Jordan Matthews should be a favorite prospect for many draft viewers. He is a rarity among players at his position, namely a wide receiver who is all substance and no flash.
Matthews is a big-bodied ball magnet who will instantly become a lucky pro quarterback's best friend. After suffering inconsistent pass-catchers like Dwayne Bowe and Donnie Avery, Smith would likely relish the chance to throw to Matthews.
The Commodores' standout is first and foremost a thoughtful route-runner. His moves out of a break always make sense, and when combined with his physicality, usually leave covering defenders looking foolish.

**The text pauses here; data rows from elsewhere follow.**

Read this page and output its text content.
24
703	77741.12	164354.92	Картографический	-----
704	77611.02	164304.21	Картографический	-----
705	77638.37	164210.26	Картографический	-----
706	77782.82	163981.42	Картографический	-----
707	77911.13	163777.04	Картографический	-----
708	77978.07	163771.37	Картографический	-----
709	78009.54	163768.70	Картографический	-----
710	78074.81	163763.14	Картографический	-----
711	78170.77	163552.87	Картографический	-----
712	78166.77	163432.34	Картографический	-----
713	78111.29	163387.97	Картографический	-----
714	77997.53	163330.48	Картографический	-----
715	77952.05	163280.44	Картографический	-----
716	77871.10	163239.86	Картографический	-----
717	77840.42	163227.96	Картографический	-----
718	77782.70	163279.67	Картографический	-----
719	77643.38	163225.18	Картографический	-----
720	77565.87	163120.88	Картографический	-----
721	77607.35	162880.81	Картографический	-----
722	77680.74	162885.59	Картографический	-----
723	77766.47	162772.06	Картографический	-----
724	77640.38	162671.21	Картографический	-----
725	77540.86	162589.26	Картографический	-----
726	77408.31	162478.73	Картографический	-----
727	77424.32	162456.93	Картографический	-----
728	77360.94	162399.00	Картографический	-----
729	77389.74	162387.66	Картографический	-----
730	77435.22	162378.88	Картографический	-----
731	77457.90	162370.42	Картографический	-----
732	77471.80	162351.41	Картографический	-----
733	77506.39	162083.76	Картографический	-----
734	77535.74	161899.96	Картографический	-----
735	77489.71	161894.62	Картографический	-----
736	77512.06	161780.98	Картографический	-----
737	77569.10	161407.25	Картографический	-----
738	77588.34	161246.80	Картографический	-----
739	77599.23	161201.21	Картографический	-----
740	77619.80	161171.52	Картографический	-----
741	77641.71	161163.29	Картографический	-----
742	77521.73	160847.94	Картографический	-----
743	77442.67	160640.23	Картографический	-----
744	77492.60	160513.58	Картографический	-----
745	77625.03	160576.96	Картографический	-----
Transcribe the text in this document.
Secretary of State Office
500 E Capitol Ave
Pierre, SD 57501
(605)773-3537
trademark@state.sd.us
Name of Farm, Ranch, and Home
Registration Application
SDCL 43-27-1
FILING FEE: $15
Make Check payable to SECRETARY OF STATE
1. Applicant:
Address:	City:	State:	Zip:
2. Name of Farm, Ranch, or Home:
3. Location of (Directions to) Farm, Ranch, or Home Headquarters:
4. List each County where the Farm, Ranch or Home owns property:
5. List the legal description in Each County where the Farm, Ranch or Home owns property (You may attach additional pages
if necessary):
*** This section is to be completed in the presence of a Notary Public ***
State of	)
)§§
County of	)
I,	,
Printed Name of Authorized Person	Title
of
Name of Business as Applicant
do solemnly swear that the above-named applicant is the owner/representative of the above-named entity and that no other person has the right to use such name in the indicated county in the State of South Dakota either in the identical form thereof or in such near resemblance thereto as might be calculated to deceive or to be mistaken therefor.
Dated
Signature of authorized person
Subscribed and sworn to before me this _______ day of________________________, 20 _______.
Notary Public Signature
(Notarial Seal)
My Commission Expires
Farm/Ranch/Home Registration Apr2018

Matthews' frame and smarts make him a dream fit for Reid and offensive coordinator Doug Pederson's version of the West Coast offense.
The trustworthy flanker has long been viewed as a second-round pick. But he makes enough sense for the Chiefs to justify a reach, or even a trade, to acquire.
Of course, the Chiefs needn't get embroiled in a strategy to land Matthews if they select their featured wide receiver in Round 1. Penn State's Allen Robinson will certainly appeal in that scenario.
While he doesn't boast the size or field-stretching potential of a Kelvin Benjamin, Robinson thrives at the intermediate levels of a defense. He is also an elusive and imaginative runner after the catch.
Reid and Pederson can take advantage of those skills by moving Robinson around and crafting middle screens to get him the ball in space.
Robinson was extremely productive for the Nittany Lions in 2013. He made 97 catches for 1,432 yards and six touchdowns, per cfbstats.com.
As a dynamic possession receiver, Robinson perfectly suits the way the Chiefs build yards through the air. Think of him as a Bowe-type, only more active and proficient.
Any of these eight players would instantly upgrade key positions of need in Kansas City and inspire a second straight run at the playoffs.